In this study, we reported one variant in the NOTCH3 and NOTCH4 gene, respectively. The variant in the NOTCH4 gene was known with the frequency of 8.35E-06 in database of ExAC. While the variant (chr19:15288426A>C) in the NOTCH3 gene was novel. Multiple in silico analyses was then performed to identify the roles of the variant on the NOTCH3.
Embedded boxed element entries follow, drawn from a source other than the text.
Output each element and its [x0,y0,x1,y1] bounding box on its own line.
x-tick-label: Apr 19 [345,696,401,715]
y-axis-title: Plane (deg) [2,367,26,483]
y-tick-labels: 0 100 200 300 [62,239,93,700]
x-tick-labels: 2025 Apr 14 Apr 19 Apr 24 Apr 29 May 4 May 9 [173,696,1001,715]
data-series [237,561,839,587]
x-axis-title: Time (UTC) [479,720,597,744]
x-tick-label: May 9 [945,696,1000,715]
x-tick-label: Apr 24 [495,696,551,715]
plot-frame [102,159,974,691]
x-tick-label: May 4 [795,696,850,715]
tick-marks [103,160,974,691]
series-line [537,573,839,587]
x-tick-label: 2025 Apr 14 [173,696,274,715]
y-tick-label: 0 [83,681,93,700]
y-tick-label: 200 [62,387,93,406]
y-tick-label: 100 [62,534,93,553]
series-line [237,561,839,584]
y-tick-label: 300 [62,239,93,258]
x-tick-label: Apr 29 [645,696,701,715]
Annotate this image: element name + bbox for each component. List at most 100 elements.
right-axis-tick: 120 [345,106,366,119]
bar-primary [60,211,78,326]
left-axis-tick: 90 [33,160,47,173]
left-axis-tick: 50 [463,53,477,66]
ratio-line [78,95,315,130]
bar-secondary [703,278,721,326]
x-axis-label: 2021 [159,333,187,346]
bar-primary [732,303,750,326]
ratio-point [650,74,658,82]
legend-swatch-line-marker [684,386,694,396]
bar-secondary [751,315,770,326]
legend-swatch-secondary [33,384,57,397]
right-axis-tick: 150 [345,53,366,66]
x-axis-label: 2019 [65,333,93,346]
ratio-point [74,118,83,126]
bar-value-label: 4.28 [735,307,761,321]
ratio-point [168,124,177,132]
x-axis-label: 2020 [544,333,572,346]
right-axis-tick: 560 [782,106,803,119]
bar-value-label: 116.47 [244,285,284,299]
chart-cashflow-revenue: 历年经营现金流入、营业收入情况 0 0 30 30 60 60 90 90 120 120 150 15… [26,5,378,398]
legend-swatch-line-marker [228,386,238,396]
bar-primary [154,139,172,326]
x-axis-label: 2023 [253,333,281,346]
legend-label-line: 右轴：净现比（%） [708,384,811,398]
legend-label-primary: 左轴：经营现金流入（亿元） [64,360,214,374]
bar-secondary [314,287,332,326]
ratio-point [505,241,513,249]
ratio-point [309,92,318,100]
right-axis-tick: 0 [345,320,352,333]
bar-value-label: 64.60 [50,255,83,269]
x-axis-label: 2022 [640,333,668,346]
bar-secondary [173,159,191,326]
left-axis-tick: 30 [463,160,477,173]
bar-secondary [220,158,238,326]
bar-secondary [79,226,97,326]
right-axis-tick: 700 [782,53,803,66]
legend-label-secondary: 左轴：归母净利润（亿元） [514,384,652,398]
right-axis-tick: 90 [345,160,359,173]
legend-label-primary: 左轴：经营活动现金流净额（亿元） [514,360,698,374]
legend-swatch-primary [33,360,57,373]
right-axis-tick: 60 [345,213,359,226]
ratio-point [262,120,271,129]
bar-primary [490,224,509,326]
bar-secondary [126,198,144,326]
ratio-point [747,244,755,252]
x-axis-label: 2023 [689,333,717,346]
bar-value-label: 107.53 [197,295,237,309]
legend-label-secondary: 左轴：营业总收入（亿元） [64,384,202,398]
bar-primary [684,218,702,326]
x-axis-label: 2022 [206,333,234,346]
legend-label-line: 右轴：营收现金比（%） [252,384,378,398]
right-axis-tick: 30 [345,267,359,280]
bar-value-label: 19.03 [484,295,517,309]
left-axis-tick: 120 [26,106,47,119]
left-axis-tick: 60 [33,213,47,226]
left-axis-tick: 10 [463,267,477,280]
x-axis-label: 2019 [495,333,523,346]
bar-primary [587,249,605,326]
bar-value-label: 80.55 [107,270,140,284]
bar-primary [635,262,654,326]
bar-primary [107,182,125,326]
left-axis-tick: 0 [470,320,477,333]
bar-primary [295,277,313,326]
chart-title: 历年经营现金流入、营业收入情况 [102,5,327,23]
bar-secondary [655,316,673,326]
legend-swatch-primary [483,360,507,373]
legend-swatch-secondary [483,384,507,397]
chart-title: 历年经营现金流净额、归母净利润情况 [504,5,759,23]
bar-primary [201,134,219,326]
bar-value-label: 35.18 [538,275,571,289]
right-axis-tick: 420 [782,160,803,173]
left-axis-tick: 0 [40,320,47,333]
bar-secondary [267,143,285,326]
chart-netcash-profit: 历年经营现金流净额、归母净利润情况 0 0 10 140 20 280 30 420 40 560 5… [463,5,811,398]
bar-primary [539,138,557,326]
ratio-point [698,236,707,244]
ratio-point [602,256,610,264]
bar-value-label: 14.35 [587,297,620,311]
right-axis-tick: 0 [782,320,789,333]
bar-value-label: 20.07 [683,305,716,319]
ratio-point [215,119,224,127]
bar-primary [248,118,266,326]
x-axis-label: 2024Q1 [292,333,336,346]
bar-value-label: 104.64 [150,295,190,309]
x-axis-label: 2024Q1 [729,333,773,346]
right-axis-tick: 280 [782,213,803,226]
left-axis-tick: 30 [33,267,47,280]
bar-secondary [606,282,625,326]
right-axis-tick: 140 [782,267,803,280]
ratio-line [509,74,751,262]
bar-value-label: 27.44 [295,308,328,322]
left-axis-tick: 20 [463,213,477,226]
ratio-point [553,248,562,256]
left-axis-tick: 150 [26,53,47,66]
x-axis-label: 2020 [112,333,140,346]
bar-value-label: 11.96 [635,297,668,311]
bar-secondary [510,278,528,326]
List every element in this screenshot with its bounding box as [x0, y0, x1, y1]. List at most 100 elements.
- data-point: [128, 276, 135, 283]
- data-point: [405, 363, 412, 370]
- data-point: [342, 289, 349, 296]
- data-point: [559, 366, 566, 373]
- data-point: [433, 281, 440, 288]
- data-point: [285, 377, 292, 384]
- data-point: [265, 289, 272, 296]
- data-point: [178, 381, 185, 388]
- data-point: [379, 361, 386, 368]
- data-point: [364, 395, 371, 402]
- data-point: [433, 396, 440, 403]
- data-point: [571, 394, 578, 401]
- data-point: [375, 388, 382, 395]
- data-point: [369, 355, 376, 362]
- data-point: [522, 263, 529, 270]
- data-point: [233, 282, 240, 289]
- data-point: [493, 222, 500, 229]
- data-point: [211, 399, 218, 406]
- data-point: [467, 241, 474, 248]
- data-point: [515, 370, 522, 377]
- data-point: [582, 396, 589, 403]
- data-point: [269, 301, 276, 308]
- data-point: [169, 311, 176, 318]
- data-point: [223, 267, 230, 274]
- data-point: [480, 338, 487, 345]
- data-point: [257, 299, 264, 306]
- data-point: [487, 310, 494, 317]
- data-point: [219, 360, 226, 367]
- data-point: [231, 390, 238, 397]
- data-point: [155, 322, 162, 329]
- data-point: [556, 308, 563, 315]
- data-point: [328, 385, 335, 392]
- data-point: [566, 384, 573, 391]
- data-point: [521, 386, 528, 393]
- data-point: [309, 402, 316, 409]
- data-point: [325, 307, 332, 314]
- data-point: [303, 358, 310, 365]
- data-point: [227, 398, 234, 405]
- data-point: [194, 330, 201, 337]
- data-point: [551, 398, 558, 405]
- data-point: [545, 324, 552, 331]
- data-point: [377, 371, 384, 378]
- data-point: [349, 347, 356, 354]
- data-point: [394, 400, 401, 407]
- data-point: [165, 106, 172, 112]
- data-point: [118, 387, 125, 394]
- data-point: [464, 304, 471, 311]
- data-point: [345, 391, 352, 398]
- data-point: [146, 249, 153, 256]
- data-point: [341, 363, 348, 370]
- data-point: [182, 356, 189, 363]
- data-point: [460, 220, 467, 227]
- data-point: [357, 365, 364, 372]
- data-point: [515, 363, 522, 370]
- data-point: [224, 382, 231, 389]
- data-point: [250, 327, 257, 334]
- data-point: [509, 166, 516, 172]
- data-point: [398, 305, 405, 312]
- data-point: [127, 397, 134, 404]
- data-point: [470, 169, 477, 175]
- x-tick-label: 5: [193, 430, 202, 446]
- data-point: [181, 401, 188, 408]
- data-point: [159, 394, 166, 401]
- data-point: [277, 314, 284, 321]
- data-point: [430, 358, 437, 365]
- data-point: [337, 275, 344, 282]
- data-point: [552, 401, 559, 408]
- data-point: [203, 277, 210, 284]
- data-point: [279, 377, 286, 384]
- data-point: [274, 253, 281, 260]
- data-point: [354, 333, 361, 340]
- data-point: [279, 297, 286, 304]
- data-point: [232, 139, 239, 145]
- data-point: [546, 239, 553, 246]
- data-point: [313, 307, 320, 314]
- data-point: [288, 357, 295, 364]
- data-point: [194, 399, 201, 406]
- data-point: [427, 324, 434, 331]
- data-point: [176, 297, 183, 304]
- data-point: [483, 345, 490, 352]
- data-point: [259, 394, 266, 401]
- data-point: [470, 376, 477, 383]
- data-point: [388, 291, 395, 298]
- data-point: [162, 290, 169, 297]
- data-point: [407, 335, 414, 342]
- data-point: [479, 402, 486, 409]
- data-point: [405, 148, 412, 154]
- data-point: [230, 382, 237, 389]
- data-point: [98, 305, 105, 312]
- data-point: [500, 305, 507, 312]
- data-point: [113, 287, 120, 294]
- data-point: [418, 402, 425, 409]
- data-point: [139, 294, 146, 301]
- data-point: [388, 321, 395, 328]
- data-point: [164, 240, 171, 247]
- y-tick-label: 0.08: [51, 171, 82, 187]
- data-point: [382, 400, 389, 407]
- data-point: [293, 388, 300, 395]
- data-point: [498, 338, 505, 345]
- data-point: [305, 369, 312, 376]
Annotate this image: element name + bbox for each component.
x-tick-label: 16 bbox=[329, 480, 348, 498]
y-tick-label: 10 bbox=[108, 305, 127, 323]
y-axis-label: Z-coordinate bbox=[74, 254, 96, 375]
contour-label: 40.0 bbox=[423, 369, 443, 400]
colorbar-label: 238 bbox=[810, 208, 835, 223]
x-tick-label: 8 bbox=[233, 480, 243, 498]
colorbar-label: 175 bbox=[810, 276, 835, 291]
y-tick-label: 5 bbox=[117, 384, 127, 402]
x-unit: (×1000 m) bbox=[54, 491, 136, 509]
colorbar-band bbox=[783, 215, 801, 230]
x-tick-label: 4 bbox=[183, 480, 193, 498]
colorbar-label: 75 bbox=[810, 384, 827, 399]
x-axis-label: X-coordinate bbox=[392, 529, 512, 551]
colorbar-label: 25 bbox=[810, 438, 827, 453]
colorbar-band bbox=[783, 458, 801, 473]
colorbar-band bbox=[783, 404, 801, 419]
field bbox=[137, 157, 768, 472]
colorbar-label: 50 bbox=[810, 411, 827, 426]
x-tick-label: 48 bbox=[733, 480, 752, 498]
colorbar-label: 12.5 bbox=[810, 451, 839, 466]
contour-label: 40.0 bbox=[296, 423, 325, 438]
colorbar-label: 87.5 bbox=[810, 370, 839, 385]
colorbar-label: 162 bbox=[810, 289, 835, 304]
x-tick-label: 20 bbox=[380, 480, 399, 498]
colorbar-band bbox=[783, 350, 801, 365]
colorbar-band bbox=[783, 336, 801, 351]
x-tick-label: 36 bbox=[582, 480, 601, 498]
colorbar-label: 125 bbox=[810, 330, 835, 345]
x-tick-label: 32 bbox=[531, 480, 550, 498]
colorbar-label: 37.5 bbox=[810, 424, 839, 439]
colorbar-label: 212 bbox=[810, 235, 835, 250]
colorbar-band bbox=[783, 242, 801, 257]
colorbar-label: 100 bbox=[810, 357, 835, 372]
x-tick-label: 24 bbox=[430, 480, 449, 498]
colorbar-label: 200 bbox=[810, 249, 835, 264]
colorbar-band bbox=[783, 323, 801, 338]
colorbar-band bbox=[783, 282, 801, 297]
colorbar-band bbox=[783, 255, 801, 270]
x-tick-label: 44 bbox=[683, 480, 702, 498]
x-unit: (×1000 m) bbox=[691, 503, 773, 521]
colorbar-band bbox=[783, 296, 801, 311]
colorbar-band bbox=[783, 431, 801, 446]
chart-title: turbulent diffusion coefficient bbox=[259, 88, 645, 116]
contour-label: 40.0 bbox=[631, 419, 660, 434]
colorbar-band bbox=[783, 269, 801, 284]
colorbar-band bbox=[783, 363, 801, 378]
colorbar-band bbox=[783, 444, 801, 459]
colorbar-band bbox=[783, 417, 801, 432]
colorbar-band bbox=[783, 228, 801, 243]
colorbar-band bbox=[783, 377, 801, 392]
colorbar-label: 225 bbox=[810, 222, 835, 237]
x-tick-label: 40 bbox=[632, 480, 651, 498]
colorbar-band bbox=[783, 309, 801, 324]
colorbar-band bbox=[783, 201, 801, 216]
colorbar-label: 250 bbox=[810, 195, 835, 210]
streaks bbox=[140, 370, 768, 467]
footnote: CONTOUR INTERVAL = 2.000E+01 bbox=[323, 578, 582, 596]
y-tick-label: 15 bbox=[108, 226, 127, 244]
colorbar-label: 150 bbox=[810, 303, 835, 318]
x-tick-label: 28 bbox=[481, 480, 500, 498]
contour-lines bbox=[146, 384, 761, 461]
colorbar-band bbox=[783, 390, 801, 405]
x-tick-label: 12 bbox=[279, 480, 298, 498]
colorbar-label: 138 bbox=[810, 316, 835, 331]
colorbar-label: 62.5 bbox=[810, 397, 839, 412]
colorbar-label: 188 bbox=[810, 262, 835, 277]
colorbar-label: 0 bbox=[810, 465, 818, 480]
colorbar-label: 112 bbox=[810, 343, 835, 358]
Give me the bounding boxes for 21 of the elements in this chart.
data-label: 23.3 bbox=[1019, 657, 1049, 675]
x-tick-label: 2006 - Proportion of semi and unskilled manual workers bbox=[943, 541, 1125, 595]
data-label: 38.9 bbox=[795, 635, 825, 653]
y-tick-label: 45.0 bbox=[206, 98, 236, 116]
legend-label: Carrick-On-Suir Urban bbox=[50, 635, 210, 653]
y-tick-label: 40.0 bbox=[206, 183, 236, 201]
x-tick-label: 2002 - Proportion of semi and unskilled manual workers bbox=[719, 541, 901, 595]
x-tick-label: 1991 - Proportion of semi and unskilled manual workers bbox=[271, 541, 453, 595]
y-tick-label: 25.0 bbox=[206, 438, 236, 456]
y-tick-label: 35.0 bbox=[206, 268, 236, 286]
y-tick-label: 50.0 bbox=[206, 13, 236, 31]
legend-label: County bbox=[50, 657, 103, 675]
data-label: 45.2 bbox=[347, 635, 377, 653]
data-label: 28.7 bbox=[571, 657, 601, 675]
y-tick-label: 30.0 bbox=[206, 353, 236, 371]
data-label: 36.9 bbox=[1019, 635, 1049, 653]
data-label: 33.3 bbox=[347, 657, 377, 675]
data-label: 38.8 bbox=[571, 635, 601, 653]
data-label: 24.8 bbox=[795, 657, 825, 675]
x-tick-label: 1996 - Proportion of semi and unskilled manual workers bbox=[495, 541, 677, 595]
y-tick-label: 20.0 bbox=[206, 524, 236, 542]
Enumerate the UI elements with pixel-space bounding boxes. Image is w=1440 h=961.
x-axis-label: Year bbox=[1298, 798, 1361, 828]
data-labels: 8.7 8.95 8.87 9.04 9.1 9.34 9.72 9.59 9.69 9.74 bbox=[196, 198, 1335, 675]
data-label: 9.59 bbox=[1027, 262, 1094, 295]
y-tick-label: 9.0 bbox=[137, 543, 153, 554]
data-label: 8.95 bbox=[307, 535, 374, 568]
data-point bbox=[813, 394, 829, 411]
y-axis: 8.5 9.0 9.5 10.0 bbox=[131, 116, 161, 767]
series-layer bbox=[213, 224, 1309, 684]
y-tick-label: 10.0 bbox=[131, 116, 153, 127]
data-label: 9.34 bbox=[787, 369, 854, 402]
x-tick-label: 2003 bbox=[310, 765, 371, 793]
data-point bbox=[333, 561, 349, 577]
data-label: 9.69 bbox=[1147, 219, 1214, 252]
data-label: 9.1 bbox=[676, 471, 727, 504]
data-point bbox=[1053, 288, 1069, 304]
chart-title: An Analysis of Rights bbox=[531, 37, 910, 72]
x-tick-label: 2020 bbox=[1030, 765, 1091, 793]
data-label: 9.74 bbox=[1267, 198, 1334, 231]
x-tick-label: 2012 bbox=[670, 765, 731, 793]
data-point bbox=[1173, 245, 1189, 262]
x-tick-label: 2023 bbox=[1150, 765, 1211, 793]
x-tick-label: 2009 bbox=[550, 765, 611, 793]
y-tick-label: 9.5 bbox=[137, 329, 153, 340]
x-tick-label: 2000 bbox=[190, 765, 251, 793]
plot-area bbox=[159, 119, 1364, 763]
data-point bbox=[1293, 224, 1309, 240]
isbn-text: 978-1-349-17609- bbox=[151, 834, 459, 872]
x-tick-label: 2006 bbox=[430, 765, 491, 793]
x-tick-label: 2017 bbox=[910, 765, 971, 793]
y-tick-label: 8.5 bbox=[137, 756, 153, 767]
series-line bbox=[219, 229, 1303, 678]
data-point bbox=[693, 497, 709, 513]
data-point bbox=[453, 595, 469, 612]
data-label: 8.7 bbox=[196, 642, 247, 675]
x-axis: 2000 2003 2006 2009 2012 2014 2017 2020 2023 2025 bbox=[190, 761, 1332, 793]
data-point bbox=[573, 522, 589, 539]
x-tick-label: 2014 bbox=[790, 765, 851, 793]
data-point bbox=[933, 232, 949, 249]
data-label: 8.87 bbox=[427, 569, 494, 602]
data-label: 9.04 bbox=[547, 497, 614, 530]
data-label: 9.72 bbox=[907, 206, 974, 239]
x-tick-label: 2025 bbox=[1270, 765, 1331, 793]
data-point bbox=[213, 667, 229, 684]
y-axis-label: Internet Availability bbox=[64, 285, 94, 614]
SIFT is an advantageous analysis tool that be used to distinguish damaging SNPs with only ~20% false-positive error and ~90% true-positive prediction (13). PolyPhen-2 is a structural modification analysis tool and can achieve true positive prediction rates of 92 and 73% on a training dataset and test dataset at a false-positive rate of 20% (15). Both SIFT and PolyPhen suggested that this variant had mildly damaging effects on the NOTCH3 gene, which was supported by the results of the analysis using PANTHER, SNAP and SNPs&GO. However, this SNP had a probability of 0.9997 to be 'disease causing', as shown by Mutation Taster analysis. Thus, 3D structure simulation analysis was performed. Our 3D structure models suggested this variant hadlittle effects on the solubility and hydrophobicity of the protein and thus its function, but can decrease the stability of the rotein by increasing the total energy following minimization and decreasing the stabilizing residues of the protein. Furthermore, I-Mutant supported that this variant can decrease protein stability with a DDG value of −1.67.
In conclusion, the present study identified a novel variant (chr19:15288426A>C) in the NOTCH3 gene using WES and confirmed it using Sanger sequencing. With multiple in silico analyses and 3D structure simulation, it is suggested that this variant has mildly damaging effects on the function of NOTCH3 gene, but can decrease protein stability. Thus, this variant may be helpful in cancer prognosis and therapeutic decision-making.